林屋辰三郎著「京都」(岩波新書 1962年)では、敢えてこの岩倉の病院と大雲寺の関係を説明している。
「京都の人は、岩倉行きをあまり好まない。それは東京の人のいう松沢行きと同じように、岩倉には精神病院があるからだ。(中略)岩倉の精神病院というのは、一つの大きな病院あるのではない。三つも四つも、いわば精神病院の集落なのである。」
非常に分かりやすい説明である。ここで言う東京の松沢は、昔の地名であり現在は世田谷区上北沢にある東京都立松沢病院のことを指す。確かに少し古い東京人ならば松沢病院と言われれば、直ぐに何のことか分かる。これが書かれたのがおよそ50年前であるので、これらの病院も老健等に変わったかもしれない。

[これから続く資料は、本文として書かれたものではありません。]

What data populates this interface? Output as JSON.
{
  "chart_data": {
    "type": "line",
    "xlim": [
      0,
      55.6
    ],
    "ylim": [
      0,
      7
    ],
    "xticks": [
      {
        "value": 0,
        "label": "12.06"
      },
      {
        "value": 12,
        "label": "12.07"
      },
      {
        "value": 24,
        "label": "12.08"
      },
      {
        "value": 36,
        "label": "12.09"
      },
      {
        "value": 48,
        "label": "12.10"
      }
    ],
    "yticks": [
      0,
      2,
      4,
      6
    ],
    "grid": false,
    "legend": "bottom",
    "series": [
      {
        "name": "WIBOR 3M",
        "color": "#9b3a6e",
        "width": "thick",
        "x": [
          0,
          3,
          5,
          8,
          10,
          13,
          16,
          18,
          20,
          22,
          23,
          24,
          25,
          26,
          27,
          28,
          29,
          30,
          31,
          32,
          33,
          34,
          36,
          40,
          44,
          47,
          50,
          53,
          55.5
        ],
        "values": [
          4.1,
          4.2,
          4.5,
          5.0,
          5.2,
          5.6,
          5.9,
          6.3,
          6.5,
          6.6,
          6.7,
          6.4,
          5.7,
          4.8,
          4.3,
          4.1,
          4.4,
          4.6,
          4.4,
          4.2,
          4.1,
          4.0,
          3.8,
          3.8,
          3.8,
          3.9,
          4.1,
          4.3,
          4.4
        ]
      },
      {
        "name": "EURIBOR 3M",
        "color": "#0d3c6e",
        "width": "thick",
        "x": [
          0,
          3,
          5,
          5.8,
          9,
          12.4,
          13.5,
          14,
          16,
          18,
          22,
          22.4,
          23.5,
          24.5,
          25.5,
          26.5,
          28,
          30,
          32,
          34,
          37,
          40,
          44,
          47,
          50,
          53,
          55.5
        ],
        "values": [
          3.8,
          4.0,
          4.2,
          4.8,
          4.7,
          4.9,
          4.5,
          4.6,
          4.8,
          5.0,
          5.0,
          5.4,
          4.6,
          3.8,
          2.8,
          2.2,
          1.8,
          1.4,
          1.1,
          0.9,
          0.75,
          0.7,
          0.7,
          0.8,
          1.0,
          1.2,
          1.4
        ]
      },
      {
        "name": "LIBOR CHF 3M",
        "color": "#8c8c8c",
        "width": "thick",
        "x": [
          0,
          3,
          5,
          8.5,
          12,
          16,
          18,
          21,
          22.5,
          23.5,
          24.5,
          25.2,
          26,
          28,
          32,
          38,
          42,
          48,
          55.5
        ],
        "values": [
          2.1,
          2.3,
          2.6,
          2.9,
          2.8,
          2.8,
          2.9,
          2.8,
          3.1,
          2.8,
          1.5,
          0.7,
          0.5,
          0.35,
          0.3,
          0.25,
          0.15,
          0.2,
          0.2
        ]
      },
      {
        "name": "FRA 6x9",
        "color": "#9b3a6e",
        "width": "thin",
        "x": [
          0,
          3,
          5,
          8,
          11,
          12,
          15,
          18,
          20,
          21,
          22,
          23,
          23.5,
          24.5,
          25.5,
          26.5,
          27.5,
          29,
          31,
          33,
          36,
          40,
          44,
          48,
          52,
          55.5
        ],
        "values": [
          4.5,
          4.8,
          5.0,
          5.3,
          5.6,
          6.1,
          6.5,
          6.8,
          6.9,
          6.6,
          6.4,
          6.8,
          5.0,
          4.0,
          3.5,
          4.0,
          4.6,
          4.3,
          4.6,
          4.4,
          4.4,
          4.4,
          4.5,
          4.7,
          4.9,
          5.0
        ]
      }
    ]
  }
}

天禄2年(971)日野中納言藤原文範が沙門真覚を開山として創建した大雲寺に、永観3年(985)冷泉天皇の中宮昌子内親王が観音院を建立し金色の6観音を安置している。冷泉天皇は容姿が非常に端麗であったが、皇太子時代から精神の病ゆえの奇行が目立った。そのため僅か2年後の安和2年(969)に退位することとなる。昌子内親王は冷泉天皇の狂気を恐れて殆ど里邸で過ごしたとも言われている。大雲寺の観音に対して、夫冷泉天皇の脳病の平癒を祈ったとも考えられる。しかし退位した後の上皇はプレッシャーから開放されたのか、皮肉なことに後を継いだ円融天皇、花山天皇より長生きをし、寛弘8年(1011)に62歳で崩御している。哲学の道から東に入った櫻本陵に祀られる。 さて大雲寺も、園城寺長吏、法性寺座主を務めた余慶正が住するようになると寺運も興隆してくる。そして中世の大雲寺の宿坊は同じ病の信徒のための保養所として使われるようになっていく。

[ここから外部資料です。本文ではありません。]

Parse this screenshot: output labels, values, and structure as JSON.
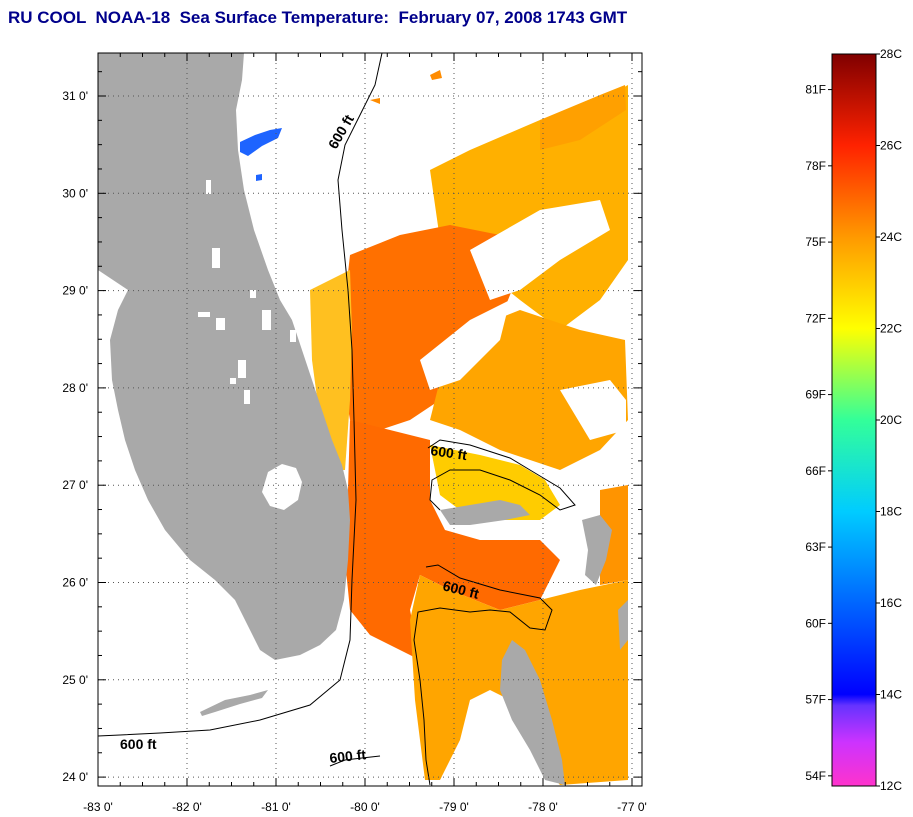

安永9年(1780)に刊行された都名所図会には江戸時代の大雲寺の伽藍が残されている。林屋は先の著書で、大雲寺が現在も行っている「おくすべ」と呼ばれる締め切った本堂の中で、松の青葉を燻べて無病息災を祈願する奇祭と精神病院で行われる電気衝撃(電気ショック療法)の対極的な比較に言及している。 現在、大雲寺はかなり規模を小さくしているものの存在している。公式HPでも、「どっこい!生きてます!! 大雲寺」と記している。どうしてこのようになったかについては、明確にしていないが、公式HPの年表にも、昭和60年(1985)5月20日 昭和の法難 旧本堂消失 寺宝・秘仏の悉くを散逸としている。